When it comes to delivery, “fast” isn’t fast enough anymore for a lot of consumers.
A recent story in The Wall Street Journal takes a look at how — thanks in large part to Amazon Prime (and, more recently, Amazon Prime Now) — online shoppers’ increasingly unforgiving expectations with regards to the speed and the cost of delivery of their items is forcing eCommerce retailers to put the pedal to the metal, as it were, or risk getting left in the dust.
WSJ cites a 2015 holiday survey from Deloitte showing that more than nine out of 10 shoppers consider “same-day,” “next-day” and “two-day” delivery to be “fast,” while only 63 percent would use that term to describe three-to-four-day shipping and a scant 18 percent would deem five-to-seven-day shipping as “fast.”
The same survey also bore out that online shoppers would, on average, pay, at most, $5.10 for same-day shipping, while 25 percent would expect to pay nothing at all.
“Amazon kind of set the path for everyone with Prime.

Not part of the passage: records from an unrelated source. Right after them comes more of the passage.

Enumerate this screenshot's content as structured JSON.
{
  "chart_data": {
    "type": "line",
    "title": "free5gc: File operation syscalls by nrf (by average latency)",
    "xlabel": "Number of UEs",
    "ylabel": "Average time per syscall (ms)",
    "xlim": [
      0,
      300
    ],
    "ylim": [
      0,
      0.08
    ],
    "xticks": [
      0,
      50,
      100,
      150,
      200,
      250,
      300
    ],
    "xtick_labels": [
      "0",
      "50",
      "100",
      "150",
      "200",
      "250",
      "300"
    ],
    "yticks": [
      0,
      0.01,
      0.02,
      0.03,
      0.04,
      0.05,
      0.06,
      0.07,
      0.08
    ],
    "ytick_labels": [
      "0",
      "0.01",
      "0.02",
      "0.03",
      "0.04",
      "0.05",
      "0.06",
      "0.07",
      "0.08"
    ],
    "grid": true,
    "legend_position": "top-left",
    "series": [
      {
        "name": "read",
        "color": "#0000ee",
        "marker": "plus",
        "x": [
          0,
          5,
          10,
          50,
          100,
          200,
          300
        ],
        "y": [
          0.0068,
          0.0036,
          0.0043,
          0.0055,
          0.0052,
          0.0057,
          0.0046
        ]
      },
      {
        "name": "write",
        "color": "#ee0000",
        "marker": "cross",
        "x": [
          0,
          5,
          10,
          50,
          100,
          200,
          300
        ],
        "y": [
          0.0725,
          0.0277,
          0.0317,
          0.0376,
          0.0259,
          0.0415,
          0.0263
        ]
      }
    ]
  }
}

People just expect things faster,” Heather Kaminetsky, vice president of global marketing at NET-A-PORTER, told WSJ.
To meet those evolving expectations, WSJ shares, retailers of all shapes and sizes — including NET-A-PORTER, Cole Haan, Gap and Everlane, among others — in addition to building more distribution centers and improving ship-to-store logistics, are exploring creative solutions to speed up shipping times and reduce the price of delivery, while keeping their own costs down.
While NET-A-PORTER has recently begun offering same-day delivery service in New York, London and Hong Kong, Cole Haan has implemented two-day shipping on online orders exceeding $250.
A company spokeswoman for Gap Inc. told WSJ that improved logistics and routing via new technology are allowing the company (which includes Banana Republic and Old Navy, as well as its namesake store) to shorten its free shipping window from seven to nine business days to five to seven business days.
The unending goal, brought about by Amazon Prime, of competing eCommerce retailers shortening the shipping window with little to no effect on the cost to consumer is, in effect, an attempt to mirror the immediacy of in-store purchases with ones made online, which, the WSJ story adds, can reduce the return rate in the latter case.
As David Maddocks, chief marketing officer at Cole Haan, told the outlet: “When you go to a store, you have that wonderful delight of carrying the bag down the street. Online, after you click, you have to wait. And, during that time, you can fall out of love.”